BlackBerry can’t have every app without the user base to demand it at a scale the developers deem worth their time–and BlackBerry knows this. Making unique value and incentive for their platform is paramount as they push ahead through their transition (which is tailing the end of phase 2). With Miracast on BB10.2, a multiplatform solution rolling out for BBM, and the QNX core platform extended well into automobile telematics, BlackBerry still has some cards to play moving forward. Bringing their BB10 platform into cars will fall in line with market movements. We’ve seen Apple’s intentions for the car… and Tesla is showing off the power of Linux across 17”, yet by market share, automobile OEMs across the board employ QNX for their in-car telematics.
BlackBerry tried the consumer play. But even in the early days of RIMM, the consumer was never the focus.
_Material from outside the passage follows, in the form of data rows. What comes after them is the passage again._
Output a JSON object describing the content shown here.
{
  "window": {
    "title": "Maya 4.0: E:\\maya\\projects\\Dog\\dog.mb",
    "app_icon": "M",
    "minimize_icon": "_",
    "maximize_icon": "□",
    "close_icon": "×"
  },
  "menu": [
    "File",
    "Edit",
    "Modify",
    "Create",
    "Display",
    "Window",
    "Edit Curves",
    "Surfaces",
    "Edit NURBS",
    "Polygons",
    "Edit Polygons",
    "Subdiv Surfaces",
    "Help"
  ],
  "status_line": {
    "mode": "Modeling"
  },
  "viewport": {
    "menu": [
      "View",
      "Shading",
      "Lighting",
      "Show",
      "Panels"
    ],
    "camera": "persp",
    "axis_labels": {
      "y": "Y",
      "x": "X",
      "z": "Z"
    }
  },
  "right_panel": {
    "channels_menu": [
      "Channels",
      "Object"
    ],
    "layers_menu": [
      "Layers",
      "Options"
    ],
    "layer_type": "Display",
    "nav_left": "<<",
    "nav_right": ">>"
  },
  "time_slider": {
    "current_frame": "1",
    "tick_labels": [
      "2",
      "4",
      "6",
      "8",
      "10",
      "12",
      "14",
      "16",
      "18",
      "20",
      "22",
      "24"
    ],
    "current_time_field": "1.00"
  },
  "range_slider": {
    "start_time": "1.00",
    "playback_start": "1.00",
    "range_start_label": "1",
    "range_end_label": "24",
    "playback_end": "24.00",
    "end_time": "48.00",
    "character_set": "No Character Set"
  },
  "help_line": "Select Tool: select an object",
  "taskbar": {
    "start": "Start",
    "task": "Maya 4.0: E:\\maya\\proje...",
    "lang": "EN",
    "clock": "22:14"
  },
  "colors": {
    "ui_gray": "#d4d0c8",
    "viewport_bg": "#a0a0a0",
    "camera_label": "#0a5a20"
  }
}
Today, they can exit the consumer market because QNX, their software core, makes them more vital than just another cell phone OEM. Think about it, do you need a mission critical operating system for you to send text messages and receive phone calls? BlackBerry 10 stands for so much more than just another cell phone. BlackBerry is simply singing a song they wrote years ago. The ship’s manifest has always held their direction. BBM (the service) was the primary reason any consumer bought a BlackBerry back in their heyday, but BlackBerry understands its future is software based computing solutions, with BBM extending its reach as a pinpoint to bridge these separate, soon to be equal, industries.
To have a private bid for BlackBerry take place, the stock needs to be lower. The very forward statements from management and reduced work force numbers suggest perhaps they are gearing down the market for the next phase of their survival — a buy-in, likely by interested parties. Rumors via the WSJ suggest that ex-CEO Mike Lazaridis and $BBRY bull Prem Watsa are working on bids to take the company private to stave off the market bleed. Not only that, BlackBerry 10.2, the next iteration of their software platform, and their new 5” all-touch Z30 will keep the company looking forward as they settle in for the fight of their lives. BlackBerry is slimming, sharpening and getting ready for their culture shocking blow and last-ditch attempt to reinvent the perception around what BlackBerry really means.